When it comes to behaviour regarding the invasion of our personal space, we have improved little - if at all - over the centuries. For an airliner to have to divert recently because of a spat between two "cattle class" passengers over leg room is a case in point.
Tired of having to put up with the reclining seat in front, a man invested $26.30 on a knee defender device that clamps on to the tray table, preventing the woman in front from reclining her seat. As a result, the passenger whose seat was blocked lost her cool and threw a glass of water over the guy.
Yeah, well, I guess that's one way to solve a problem, but come on, 10668m (35,000ft) in the air is not the place to do it.
Basically, any item, be it knee defenders, crescent spanners or whatever, that are intended to modify the working of an aircraft in any way, especially those that elicit silly games, thus compromising the safety of the flight, should be forbidden. Period.
Of course the real issue here sits (excuse the pun) with the airline companies that over the years have made the space between each seat increasingly smaller.
Ironically it's actually a contradiction of our times, when people are growing larger.
What airlines should really be doing is increasing the distance between the seats and asking passengers for a little more in ticket charges. My bet is that most would willingly pay. It is well overdue for airlines to start modifying the seating to realistic proportions.

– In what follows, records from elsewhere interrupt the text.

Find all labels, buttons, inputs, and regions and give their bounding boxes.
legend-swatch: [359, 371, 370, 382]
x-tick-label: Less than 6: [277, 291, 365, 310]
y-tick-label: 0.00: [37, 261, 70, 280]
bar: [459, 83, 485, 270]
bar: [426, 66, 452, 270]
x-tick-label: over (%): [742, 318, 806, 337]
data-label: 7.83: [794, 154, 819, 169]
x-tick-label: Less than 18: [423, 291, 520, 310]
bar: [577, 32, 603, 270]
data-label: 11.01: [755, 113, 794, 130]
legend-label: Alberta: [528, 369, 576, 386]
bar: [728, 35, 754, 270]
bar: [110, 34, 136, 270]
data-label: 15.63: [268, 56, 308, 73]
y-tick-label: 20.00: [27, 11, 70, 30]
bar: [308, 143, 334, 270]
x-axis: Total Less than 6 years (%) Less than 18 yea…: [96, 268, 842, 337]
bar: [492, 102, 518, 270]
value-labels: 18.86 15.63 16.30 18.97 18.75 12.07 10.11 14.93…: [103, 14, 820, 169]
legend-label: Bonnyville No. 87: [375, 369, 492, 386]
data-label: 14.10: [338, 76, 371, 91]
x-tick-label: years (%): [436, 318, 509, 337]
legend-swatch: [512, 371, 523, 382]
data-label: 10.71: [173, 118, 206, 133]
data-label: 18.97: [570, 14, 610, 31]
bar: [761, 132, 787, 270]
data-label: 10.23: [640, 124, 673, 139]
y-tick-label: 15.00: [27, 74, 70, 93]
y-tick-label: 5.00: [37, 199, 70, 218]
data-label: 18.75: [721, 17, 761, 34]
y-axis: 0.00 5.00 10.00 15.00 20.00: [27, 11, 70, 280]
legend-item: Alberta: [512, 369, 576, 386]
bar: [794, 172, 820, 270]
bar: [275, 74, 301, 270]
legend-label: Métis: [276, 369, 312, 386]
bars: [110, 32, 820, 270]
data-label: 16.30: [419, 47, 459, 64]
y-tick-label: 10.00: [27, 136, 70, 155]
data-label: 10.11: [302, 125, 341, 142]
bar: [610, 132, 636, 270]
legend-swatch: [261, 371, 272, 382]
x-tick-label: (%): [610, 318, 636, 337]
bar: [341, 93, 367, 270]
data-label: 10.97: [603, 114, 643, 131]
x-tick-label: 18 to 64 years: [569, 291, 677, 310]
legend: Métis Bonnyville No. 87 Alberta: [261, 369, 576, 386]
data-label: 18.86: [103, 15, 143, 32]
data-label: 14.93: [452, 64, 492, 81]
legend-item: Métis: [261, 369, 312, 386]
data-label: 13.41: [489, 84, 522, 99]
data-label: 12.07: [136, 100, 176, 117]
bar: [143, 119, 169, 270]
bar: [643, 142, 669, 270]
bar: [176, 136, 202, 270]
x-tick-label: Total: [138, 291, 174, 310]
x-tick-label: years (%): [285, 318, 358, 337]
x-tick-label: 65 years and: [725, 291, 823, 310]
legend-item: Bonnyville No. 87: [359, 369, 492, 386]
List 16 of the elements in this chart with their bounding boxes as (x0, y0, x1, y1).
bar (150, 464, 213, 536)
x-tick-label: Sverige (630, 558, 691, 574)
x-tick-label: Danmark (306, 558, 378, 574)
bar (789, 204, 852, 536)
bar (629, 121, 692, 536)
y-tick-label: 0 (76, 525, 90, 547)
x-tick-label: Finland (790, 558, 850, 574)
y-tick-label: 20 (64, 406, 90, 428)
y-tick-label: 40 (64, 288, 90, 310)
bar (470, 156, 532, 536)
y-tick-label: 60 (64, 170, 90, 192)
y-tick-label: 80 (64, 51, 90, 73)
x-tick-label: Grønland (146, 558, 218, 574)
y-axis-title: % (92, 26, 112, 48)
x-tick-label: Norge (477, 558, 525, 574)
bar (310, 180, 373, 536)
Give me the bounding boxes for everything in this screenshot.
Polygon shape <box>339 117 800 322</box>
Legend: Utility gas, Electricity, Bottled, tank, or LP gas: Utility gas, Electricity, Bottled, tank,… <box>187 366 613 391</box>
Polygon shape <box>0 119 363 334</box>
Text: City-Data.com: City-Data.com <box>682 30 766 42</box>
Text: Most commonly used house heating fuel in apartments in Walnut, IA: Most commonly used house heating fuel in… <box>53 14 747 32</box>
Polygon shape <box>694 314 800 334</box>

But hey, in the meantime, there is a compromise in how to deal with the pesky passenger in front of you, if you detect that they are about to settle into a long period of repose.
It's possible to put your knees discreetly up behind the seat in front, which can reduce the reclining angle just enough to make the occupant think that it's at the maximum angle.
Once they've hunkered down, you can then put your knees back down, with the satisfaction that your mission has been accomplished. It works most of the time. But c'mon, this is also childish behaviour, which I would not recommend - even if the passenger in front is really putting on a selfish display far worse than your own.
With our country's alcohol-soaked problems as they are, Countdown supermarket hasn't helped matters with last week's specials mailbox drop.
The announcement on the front page reads "Get 20% off wine when you buy 6 or more bottles".
Over 30 bottles representing as many different brands are impressively displayed, radiating out from the centre. Turn the page and you will see cartons representing a dozen different brands of beer with savings of between $2.99 and $8.99. It doesn't take a rocket scientist to see that such promotions encourage many people to buy alcohol in bulk - which can in turn lead them to drinking in bulk.
For some, the ad could simply present an opportunity to buy a couple of bottles and maybe a beer pack for the coming festive season.
Far more likely, though, that many consumers will grab the chance to stock up just for the weekend.
Business is business, and Countdown deserves 10 out of 10 for effective marketing, but for consideration for the betterment of the community - zero.
Oh dear, a reader has taken issue with my light-hearted article on Candy Crush "addiction" last week, politely asking me "not to generalise in such an offensive fashion by suggesting that women who look at their phones are playing silly games" and that she "would sooner gnaw (her) arm off than waste even a second on that nonsense".
Oh come on, woman, loosen up. The article was in light humour. In this troubled world, it is good to have a laugh now and then, which was solely the purpose of this article.
• Brian Holden has lived in Rotorua for most of his life and has recently celebrated 10 years' writing And Another Thing.